Anche in questo caso però dobbiamo rilevare che le ineguaglianze sono la regola e non l’eccezione. Si può subito notare una differenza nella possibilità di poter disporre (pagandoli) di avvocati difensori più motivati di altri per via dell’entità delle proprie parcelle, e per questo anche più competenti rispetto alla concorrenza. E se pure si è tentato di garantire il diritto alla difesa con gli "avvocati d’ufficio" pagati direttamente dall’organo giudiziario, la disparità di remunerazione mantiene in pieno la differenza tra chi per difendersi può contare sul denaro e chi invece di denaro non ne ha. C’è poi la disparità costituita dal modus operandi del pubblico ministero cui viene affidata la pratica, che può essere molto diverso non tanto sul piano individuale – cosa del tutto naturale e legittima – ma su quello dell’impegno. Ci sono magistrati estremamente attivi e altri che non fanno nulla, o lavorano male. Pare qui vigere quella norma non scritta ma applicata (e che trovo assurda) secondo la quale in nome dell’indipendenza del singolo sia difficile persino per il procuratore capo intervenire sui propri sostituti quanto a metodi, modalità e tempi d’impegno in una causa pendente. Sappiamo che ormai si è arrivati all’assurdo per cui, dati i tempi previsti per arrivare a una sentenza, si lucra sulle disfunzioni della macchina giudiziaria. Tanto che, in casi estremi, si può non pagare un creditore e trovare qualche motivo per contestare il pagamento dovuto, in modo che sia possibile posporlo di un b uon numero di anni: a quel punto le condizioni saranno almeno più favorevoli, e il valore del denaro certamente minore rispetto a quello attuale tenendo conto che gli interessi legali non seguono l’inflazione delle economie di mercato.

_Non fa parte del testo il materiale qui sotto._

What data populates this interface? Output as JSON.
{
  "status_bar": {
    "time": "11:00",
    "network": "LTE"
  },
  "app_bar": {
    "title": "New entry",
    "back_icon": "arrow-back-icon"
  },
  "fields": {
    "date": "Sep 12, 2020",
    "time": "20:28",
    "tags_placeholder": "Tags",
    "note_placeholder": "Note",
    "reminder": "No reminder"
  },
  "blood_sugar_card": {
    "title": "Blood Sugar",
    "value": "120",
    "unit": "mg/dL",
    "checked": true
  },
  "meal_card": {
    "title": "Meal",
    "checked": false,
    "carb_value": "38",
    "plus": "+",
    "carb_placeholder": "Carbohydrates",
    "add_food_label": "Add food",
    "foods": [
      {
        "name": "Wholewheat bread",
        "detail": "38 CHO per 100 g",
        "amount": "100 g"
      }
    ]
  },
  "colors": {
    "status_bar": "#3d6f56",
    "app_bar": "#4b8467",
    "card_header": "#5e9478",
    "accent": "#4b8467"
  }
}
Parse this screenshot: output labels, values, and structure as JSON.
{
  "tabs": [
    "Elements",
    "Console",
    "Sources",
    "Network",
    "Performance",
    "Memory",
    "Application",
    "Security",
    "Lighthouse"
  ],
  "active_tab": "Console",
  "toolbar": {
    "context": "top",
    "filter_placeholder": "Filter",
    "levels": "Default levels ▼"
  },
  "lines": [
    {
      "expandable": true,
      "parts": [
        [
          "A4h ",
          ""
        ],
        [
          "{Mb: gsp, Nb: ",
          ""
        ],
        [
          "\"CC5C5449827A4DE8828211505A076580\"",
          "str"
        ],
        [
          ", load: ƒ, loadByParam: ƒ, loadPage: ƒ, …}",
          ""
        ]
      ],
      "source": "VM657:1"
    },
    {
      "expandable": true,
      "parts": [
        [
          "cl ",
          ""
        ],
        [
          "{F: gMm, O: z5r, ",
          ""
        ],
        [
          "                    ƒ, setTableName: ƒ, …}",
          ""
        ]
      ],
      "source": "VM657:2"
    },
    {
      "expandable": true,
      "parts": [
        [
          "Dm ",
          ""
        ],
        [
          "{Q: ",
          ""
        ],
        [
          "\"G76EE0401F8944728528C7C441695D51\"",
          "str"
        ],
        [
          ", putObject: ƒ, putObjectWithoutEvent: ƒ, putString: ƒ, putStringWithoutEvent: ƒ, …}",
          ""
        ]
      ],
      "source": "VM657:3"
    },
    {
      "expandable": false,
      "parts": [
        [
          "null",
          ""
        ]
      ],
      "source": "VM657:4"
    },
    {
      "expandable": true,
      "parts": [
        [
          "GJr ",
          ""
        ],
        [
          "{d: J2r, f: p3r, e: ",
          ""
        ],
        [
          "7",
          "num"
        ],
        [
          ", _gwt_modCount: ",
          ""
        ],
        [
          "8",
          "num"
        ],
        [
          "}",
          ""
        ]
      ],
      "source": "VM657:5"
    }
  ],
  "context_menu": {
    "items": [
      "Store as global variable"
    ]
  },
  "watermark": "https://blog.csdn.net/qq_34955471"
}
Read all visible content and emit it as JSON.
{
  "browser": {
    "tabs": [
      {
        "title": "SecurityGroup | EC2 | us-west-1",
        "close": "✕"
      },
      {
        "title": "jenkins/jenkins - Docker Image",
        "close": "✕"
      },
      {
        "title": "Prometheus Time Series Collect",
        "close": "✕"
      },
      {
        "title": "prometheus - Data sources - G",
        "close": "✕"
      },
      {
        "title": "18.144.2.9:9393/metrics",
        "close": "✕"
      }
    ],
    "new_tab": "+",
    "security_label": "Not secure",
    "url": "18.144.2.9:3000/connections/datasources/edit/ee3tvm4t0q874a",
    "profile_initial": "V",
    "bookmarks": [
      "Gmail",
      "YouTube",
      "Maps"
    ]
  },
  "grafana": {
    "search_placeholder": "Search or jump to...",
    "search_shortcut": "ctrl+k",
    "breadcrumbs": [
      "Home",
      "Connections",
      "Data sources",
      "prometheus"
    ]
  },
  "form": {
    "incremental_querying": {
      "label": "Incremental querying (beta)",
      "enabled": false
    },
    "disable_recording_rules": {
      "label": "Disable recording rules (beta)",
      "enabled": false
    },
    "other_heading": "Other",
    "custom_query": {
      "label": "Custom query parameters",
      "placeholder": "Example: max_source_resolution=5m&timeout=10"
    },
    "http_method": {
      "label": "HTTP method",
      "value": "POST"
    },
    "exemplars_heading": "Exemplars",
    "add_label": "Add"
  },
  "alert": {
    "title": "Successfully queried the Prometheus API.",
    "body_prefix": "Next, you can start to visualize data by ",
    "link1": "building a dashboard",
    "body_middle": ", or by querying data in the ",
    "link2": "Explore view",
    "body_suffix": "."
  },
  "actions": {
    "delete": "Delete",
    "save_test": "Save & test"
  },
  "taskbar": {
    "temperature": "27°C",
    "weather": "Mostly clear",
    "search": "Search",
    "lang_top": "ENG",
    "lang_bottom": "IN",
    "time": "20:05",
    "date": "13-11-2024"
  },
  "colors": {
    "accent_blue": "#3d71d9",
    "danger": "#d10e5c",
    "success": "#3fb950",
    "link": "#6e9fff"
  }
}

Siamo giunti a una situazione in cui già si produce ingiustizia semplicemente gestendo i percorsi processuali, i rinvii, i cambiamenti di giudice competente.
E così paradossalmente la giustizia aiuta a commettere ingiustizia prima ancora di esprimersi.
L’ho detto chiaramente e lo ripeto: non ho grande fiducia nella giustizia, a differenza di quanto molti dicono in modo scontato. Sono anzi spaventato da un apparato in cui può emergere tutto e il suo esatto contrario e in cui è possibile che si consumino le più grandi ingiustizie spesso mascherate da legalità. È la tragedia di una giustizia che riesce a far sembrare legale anche un procedimento assolutamente ingiusto. Questa volta non ho neppure bisogno di aggiungere nulla poiché ognuno di noi ha esempi da fornire, esperienze dolorose da raccontare, mentre ci sono potenti che sembrano seccati dal dover perdere tempo in tribunale con un sistema che probabilmente finirà per non toccarli.
Se le cose stanno così, arrivo a dire che oggi impera il principio dell’ingiustizia e dei «due pesi e due misure». Basterebbe soffermarsi su un luogo che dalla giustizia dipende interamente: il carcere.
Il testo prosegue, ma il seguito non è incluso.